Instagram Advokatgender Lawan Kekerasan Seksual


Justitia Avila Veda dan KAKG adalah bukti bahwa perubahan bisa dimulai dari ruang digital. Bahwa satu suara, jika disuarakan dengan keberanian dan konsistensi, bisa menggerakkan banyak hati untuk bertindak

Tantangan yang Dihadapi

Perjuangan Justitia dalam memperjuangkan keadilan dan kenyaaman bagi mereka yang mengalami penindasan, intimidasi akibat kekerasan seksual ini tidak mudah. Dalam perjuangannya, Justitia harus menghadapi berbagai tantangan, di antaranya:

1.     Stigma sosial yang cenderung menyalahkan korban

2.     Sistem hukum Indonesia yang lamban dan kadang tidak berpihak

3.     Tekanan emosional akibat dari mendengar kisah-kisah traumatis setiap hari

4.     Minimnya dukungan psikologis dan medis bagi para korban di daerah-daerah terpencil.

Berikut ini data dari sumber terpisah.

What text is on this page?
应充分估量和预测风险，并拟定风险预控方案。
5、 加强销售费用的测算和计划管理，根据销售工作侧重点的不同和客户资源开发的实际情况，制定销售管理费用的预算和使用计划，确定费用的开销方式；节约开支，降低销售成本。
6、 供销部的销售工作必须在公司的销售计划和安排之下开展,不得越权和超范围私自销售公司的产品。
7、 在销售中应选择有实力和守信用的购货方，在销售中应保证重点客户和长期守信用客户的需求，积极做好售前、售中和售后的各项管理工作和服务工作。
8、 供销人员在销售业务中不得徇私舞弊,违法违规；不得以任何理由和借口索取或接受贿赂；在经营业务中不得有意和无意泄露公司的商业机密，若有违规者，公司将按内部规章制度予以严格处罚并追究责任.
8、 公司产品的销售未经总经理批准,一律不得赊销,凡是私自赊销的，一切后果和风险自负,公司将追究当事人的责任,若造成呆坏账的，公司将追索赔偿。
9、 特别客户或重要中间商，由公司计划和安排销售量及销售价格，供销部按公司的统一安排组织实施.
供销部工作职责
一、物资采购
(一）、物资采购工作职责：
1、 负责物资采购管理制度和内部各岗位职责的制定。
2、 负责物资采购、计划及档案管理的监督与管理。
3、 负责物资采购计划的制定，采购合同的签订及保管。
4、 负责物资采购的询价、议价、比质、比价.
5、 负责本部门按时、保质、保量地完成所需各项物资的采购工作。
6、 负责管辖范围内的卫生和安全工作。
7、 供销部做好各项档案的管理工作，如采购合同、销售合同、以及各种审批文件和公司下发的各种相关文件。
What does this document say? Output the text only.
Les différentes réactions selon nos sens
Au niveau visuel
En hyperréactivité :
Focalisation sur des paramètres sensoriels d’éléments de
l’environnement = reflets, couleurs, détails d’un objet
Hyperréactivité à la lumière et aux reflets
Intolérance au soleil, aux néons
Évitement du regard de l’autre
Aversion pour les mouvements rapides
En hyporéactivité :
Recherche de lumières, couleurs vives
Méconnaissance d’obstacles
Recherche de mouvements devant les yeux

Namun bukan Justitia namanya jika ia memilih menyerah pada situasai yang dianggap banyak orang cukup sulit ini. perempuan hebat ini memilih tetap bertahan, demi keadilan para korban yang terabaikan. Karena bagi seorang Justitia, setiap korban yang berani untuk bicara adalah kemenangan kecil yang layak diperjuangkan.

Pengakuan Atas Sebuah Dedikasi dan Harapan bagi Banyak Orang

Pada 2022, Justitia menerima penghargaan SATU Indonesia Awards sebagai bentuk apresiasi atas kontibusi dan dedikasinya. Namun, bagi Justitia, penghargaan yang ia dapatkan ini bukanlah tujuan. Ia hanya ingin dunia yang indah ini bisa menjadi tempat yang lebih aman bagi semua orang, terutama untuk yang pernah merasa tak berdaya serta terpinggirkan.

Penghargaan yang diterima Justitia bukan sekadar simbol, tapi pengakuan atas kerja nyata yang telah membuka jalan bagi banyak korban untuk kembali percaya pada keadilan.


SATU Indonesia Awards


Dari sosok Justitia Avila Veda kita diingatkan kembali bahwa keberanian bisa saja lahir dari luka. Bahwa setiap dari kita juga punya peran dalam menciptakan dunia yang lebih adil untuk semua.

Sebagai bentuk dukungan untuk Gerakan yang telah dilakukan Justitia, kita bisa memulai dengan satu hal sederhana, yakni percaya pada cerita korban. Karena dari sanalah, sebuah perubahan dimulai.

Kita Semua Bisa Menjadi Bagian dari Perubahan

Justitia Avila Veda bukan satu-satunya pejuang yang peduli pada mereka yang terabaikan. Tapi ia adalah bukti bahwa dari satu orang bisa membuat perbedaan dan perubahan nyata. Ia mengajarkan kita bahwa empati adalah bentuk keberanian, dan bahwa mendengarkan bisa menjadi tindakan revolusioner.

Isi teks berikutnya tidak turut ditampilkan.